C'est terrible quand les mots ne prennent pas le même sens pour celui qui les entend que pour celui qui les prononce.
Par sa réaction, j'ai eu l'impression d'avoir tenu un grand discours sur "la France qui triche" (sujet totalement impartial diffusé sur TF1 3 jours avant le deuxième tour des présidentielles, soit dit en passant), d'être la réac de service.
Alors qu'objectivement, nous avions une discussion sur la fraude fiscale, et que mes propos étaient parfaitement justifiés dans ce contexte.
Que jamais il ne m'a traversé l'esprit que les auto-stoppeurs pouvaient être des passagers clandestins, puisqu'ils demandent l'autorisation de monter, qu'ils ne générent aucun surcoût (ma voiture dépense pareil si je suis seule ou à deux). Au contraire, c'est une version inorganisée du co-voiturage, que j'approuve largement. Je n'y ai jamais pensé pour moi parce que je n'ai pas le réflexe de compter sur les autres.
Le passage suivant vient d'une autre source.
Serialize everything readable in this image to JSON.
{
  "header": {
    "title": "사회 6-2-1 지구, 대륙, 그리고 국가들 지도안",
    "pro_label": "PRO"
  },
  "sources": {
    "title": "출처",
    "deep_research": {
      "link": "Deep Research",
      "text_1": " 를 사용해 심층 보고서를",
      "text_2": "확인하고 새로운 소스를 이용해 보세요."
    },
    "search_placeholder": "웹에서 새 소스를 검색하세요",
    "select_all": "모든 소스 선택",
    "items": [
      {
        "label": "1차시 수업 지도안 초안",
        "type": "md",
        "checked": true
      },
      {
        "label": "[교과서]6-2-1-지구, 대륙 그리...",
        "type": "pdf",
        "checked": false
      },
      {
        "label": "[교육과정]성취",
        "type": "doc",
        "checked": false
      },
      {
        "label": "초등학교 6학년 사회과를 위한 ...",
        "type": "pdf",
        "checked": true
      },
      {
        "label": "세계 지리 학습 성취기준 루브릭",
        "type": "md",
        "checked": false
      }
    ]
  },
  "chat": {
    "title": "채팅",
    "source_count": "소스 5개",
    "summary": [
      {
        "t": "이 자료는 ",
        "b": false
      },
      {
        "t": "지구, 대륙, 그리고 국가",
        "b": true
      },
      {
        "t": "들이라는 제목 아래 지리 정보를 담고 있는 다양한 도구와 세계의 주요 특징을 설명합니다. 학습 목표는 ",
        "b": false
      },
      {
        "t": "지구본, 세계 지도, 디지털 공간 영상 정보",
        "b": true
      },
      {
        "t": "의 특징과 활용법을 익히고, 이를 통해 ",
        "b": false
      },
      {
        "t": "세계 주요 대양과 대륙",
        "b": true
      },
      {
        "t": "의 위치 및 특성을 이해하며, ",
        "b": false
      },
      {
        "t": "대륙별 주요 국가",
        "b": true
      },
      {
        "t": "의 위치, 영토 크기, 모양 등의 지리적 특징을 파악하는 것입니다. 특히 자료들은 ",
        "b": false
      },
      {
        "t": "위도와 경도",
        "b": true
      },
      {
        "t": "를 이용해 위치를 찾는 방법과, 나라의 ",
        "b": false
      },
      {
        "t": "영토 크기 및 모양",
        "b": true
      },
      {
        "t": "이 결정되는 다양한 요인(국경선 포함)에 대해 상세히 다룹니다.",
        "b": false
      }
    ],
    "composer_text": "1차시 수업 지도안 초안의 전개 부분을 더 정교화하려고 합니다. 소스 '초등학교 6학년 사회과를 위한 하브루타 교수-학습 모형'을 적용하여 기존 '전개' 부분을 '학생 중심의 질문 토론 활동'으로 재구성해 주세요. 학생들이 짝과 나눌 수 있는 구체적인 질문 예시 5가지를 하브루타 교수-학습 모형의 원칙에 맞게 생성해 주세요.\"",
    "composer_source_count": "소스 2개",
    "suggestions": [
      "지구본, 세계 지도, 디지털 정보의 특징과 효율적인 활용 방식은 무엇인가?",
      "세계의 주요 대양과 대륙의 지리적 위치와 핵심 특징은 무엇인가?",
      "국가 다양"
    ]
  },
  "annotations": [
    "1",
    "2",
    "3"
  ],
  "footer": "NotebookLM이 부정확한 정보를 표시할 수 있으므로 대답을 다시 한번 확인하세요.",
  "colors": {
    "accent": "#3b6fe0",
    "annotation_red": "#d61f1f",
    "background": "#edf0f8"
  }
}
Ca fait d'ailleurs partie des devoirs de vacances que m'a laissé le Dr G.

Cette histoire s'est déroulée trop vite pour que je sache un jour si j'ai réellemment commis un impair de langage ou si c'est elle qui a mal interprété. Ce que j'en retiens, c'est qu'une fois la surprise passée, je ne me suis pas minée toute la journée de savoir que j'avais pu offrir une mauvaise image de moi à une inconnue. Et que je n'ai pas été susceptible, moi. Et paf.